Bij een bankgift moet de schenker momenteel minstens drie jaar blijven leven om te vermijden dat de schenking belast wordt bij overlijden.
Bart Verdickt, advocaat (June) en professor aan de Universiteit Gent, legt uit hoe de huidige en aankomende regels werken voor niet-geregistreerde bankgiften: “Ja, schenken tegen 0% blijft mogelijk. Dat verandert niet. Die mogelijkheid bestaat voor goederen waarvoor geen notariële akte nodig is voor de schenking, bijvoorbeeld banktegoeden, rekening-courant op een vennootschap, kunst, juwelen, effectenrekeningen, ...” Hij verduidelijkt de implicaties van de nieuwe regeling verder met een voorbeeld: “Stel, iemand doet een niet-geregistreerde schenking zonder daar schenkbelasting op te betalen. Wat gebeurt er dan als die persoon binnen drie jaar overlijdt? In dat geval moet er alsnog erfbelasting worden betaald. Momenteel geldt daarvoor een termijn van drie jaar, maar voor schenkingen vanaf 1 januari 2025 wordt die termijn verlengd naar vijf jaar. Het is dus cruciaal om te kunnen bewijzen dat de schenking gebeurde voor 1 januari 2025.” In rechte lijn kan de erfbelasting oplopen tot 27 procent, vanaf een roerend erfdeel van 250.000 euro, vult Dominiek Delobel aan.
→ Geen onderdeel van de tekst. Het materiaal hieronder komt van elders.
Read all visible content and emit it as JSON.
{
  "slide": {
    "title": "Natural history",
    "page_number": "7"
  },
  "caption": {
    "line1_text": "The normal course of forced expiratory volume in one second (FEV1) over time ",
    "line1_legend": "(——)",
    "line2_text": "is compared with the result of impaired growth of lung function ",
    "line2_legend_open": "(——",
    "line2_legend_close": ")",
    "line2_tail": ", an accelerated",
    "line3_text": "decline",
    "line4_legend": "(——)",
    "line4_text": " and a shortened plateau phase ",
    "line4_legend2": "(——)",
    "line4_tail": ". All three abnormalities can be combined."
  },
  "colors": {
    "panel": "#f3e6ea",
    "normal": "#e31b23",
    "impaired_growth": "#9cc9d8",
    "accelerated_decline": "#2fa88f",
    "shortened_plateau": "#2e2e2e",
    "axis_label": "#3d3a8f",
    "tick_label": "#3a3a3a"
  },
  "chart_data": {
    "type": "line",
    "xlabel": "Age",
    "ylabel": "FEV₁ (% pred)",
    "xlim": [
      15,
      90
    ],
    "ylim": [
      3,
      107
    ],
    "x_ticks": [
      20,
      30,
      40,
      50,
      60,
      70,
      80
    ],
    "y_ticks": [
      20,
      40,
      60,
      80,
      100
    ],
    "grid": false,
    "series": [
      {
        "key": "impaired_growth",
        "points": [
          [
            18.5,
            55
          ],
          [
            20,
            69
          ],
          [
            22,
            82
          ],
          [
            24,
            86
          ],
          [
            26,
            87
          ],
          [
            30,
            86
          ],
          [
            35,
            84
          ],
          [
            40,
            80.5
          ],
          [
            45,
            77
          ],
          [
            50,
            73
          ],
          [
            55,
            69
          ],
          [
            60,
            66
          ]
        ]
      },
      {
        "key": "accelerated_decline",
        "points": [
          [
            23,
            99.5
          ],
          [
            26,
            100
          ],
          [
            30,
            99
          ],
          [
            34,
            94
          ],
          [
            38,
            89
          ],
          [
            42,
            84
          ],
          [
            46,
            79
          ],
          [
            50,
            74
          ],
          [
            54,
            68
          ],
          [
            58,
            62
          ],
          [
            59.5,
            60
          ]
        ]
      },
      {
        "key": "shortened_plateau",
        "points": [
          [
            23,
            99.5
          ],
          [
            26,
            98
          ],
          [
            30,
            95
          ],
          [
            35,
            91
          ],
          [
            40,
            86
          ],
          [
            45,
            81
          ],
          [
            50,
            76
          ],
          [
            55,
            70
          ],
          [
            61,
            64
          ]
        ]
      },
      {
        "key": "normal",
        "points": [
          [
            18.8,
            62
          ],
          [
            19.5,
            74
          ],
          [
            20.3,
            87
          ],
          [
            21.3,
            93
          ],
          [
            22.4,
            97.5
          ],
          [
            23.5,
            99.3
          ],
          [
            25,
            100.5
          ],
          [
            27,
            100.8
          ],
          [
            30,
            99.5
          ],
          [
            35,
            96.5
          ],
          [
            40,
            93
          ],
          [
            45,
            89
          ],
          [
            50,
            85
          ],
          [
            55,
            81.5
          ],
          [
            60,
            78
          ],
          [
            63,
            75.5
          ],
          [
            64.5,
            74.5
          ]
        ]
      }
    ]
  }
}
“De verlenging van drie naar vijf jaar geldt alleen voor nieuwe schenkingen vanaf 1 januari 2025,” benadrukt Peter Meeuwssen, advocaat-partner bij Moore Law. “De overheid moedigt hiermee aan om tijdens het leven te schenken om vermogenstransfers te stimuleren, terwijl de periode verlengd wordt om belastinginkomsten te waarborgen.”
Meeuwssen merkt op dat deze nieuwe regeling tot een lichte toename in schenkingen leidt: “Mensen die al over een bankgift nadachten, willen dit graag nog voor het einde van het jaar afronden. Anderen zijn bereid om die 3% belasting te betalen en nemen meer tijd. Ons advies? Elke situatie is heel persoonlijk en gaat vaak verder dan enkel het fiscale.”
Bart Verdickt ziet echter een andere dynamiek ontstaan: “Ja, zeker bij privévermogens ligt dat gevoelig. Veel mensen met een vennootschap hebben privé niet veel liquide middelen beschikbaar. Sommigen vragen zich dan af of die 3% belasting op schenkingen te vermijden valt, vooral omdat het om een privé-uitgave gaat. Het geld zit in de vennootschap, maar er is vaak een kostprijs om dat geld uit de vennootschap te halen. Bovendien is er een algemene perceptie dat Belgen al redelijk veel worden belast. Is 3% veel? Op zich niet, maar sommige families vinden het toch niet evident om nog eens te moeten betalen op de overdracht van vermogen aan de volgende generatie. Dus alles wat zou helpen om schenkingen fiscaal vriendelijker te maken, leeft absoluut.”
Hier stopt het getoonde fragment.